The last part explores the implications of the one shared universal mind hypothesis for our collective future. To the extent that a critical number of us arrive at this insight, the future will be transformed to one of peace and brotherhood. Comella is optimistic about this prospect on the basis of his conviction that we do indeed share one mind and so have the inherent capacity to realise this. Interestingly, Walter Russell reaches an identical conclusion, citing as a fundamental misconception that human bodies have separate minds and souls instead of the One-Mind Soul having innumerable bodies. We have the collective imaginative power to create a future that works for all of us but we must collectively choose to do so in order to dream it into existence. After all, we have dreamed and manifested our existing world in the same way.

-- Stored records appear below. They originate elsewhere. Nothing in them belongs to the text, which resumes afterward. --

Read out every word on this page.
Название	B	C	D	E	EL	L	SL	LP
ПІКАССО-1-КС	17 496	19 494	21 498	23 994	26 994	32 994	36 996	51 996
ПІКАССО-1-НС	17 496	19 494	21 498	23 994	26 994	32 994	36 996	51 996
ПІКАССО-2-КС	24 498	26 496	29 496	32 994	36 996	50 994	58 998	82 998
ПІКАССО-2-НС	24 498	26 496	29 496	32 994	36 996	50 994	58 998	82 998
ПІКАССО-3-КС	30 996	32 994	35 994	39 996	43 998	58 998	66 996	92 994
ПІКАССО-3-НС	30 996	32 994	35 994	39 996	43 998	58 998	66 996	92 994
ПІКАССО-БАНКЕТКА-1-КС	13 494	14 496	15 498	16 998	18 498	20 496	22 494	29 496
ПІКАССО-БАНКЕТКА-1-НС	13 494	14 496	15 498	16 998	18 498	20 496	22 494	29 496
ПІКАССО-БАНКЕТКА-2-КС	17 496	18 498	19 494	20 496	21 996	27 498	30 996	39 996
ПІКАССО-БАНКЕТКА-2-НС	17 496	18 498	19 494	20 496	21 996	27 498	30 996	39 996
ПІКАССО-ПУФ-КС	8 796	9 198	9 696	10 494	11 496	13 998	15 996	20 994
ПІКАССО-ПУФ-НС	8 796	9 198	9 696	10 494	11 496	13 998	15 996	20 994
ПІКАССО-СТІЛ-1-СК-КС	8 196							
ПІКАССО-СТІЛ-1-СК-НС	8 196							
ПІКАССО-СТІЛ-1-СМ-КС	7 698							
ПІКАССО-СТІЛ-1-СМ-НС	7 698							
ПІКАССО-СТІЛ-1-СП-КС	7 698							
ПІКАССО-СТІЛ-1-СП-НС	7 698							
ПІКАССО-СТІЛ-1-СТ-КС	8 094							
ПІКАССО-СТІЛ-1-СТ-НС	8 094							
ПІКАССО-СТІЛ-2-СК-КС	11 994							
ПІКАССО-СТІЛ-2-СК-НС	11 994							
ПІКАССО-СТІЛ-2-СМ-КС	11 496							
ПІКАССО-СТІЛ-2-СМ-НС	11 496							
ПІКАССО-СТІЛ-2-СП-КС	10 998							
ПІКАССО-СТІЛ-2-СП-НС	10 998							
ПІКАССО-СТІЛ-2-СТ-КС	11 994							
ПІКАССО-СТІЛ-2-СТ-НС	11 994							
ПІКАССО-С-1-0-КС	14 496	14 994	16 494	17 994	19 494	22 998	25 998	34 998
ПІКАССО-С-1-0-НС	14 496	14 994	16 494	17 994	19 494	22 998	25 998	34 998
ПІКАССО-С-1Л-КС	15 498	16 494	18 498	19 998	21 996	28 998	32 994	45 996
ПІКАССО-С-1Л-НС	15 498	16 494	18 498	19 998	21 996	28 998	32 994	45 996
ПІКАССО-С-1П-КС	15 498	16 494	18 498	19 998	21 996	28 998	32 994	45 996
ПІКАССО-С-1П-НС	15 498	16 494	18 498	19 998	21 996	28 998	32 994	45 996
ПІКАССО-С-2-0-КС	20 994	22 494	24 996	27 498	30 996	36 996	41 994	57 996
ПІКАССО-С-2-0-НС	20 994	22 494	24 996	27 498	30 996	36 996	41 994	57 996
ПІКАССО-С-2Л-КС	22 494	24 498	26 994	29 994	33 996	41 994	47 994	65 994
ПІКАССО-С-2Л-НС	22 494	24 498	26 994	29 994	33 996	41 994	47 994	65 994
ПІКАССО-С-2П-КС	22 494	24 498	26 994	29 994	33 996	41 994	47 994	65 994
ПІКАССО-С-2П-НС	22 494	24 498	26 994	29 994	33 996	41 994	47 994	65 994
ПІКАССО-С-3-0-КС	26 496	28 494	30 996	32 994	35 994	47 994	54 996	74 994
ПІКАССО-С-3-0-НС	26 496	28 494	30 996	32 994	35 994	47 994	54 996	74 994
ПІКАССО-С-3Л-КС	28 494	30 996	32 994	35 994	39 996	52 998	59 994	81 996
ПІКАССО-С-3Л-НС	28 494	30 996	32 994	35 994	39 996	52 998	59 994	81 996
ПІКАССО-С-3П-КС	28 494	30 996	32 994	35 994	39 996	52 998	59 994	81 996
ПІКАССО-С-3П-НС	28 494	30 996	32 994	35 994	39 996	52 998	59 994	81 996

As Larry Dossey also argues in his book One Mind, there are many pointers to the explanatory power of this idea, which was also developed by the New Thought movement over a hundred years ago. The best chance of a breakthrough in the direction that Comella suggests is most likely to emerge from a combination of physics and parapsychology rather than biology or philosophy. Even though common sense and science make naive realism seem plausible, the careful thought put into this probing book will make readers think again.